NOTE: Although you may be within the limits for a queue, there may not
be any resources of the type you are requesting currently available.
NOTE: An array job cannot have more indexes than the
current max_jobs value otherwise the job will not start.

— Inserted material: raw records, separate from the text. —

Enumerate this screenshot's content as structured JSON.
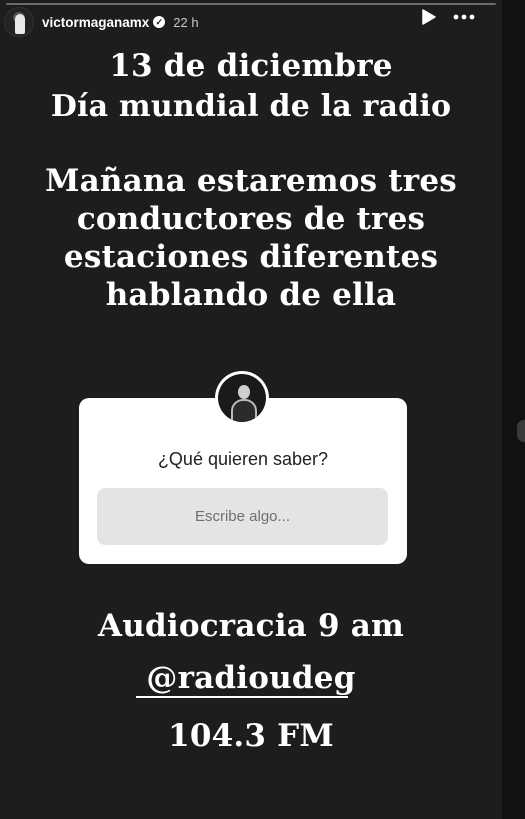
{
  "header": {
    "username": "victormaganamx",
    "time": "22 h",
    "verified_icon": "verified-badge-icon",
    "play_icon": "play-icon",
    "more_icon": "more-horizontal-icon",
    "progress": 0.0
  },
  "story": {
    "date_line": "13 de diciembre",
    "day_line": "Día mundial de la radio",
    "announcement": [
      "Mañana estaremos tres",
      "conductores de tres",
      "estaciones diferentes",
      "hablando de ella"
    ],
    "program": "Audiocracia 9 am",
    "handle": "@radioudeg",
    "frequency": "104.3 FM"
  },
  "question_sticker": {
    "question": "¿Qué quieren saber?",
    "placeholder": "Escribe algo..."
  },
  "colors": {
    "background": "#1d1d1d",
    "text": "#ffffff",
    "sticker_bg": "#ffffff",
    "field_bg": "#e4e4e4"
  }
}
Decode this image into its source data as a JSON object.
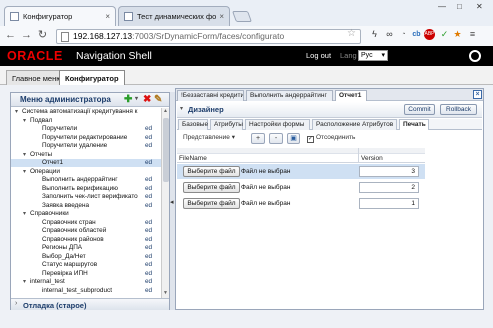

One thing to note is that 1g nodes have maximum walltime of 336 hours (two weeks), and InfiniBand (hdr and fdr) nodes have maximum walltime of 72 hours (three days). Since the GPUs are only installed on the InfiniBand nodes, any job that asks for a GPU will also be subject to 72-hour limit. The maximum number of simultaneous jobs really depends on how much CPUs and memory you are asking; for example, for 1 node, 10 CPUs and 10 Gb of RAM (what we asked for in our randmatrix job), we can run 500 jobs on 1g nodes (queue name c1_single), but only 25 jobs on InfiniBand nodes (queue name c2_single). This number changes day to day, depending on how busy the cluster is –on busy days, this number is lowered so more people have a chance to run their jobs on Palmetto.
Key Points
Batch jobs don’t require interaction with the user and run on the compute nodes on the background.
To submit a batch job, users need to provide a PBS script which is passed to the scheduler.
Jobs are assigned to queues, according to the amount of requested resources.
Different queues have different limits on the walltime and the number of parallel jobs.
qstat
allows you to check the status of your jobs.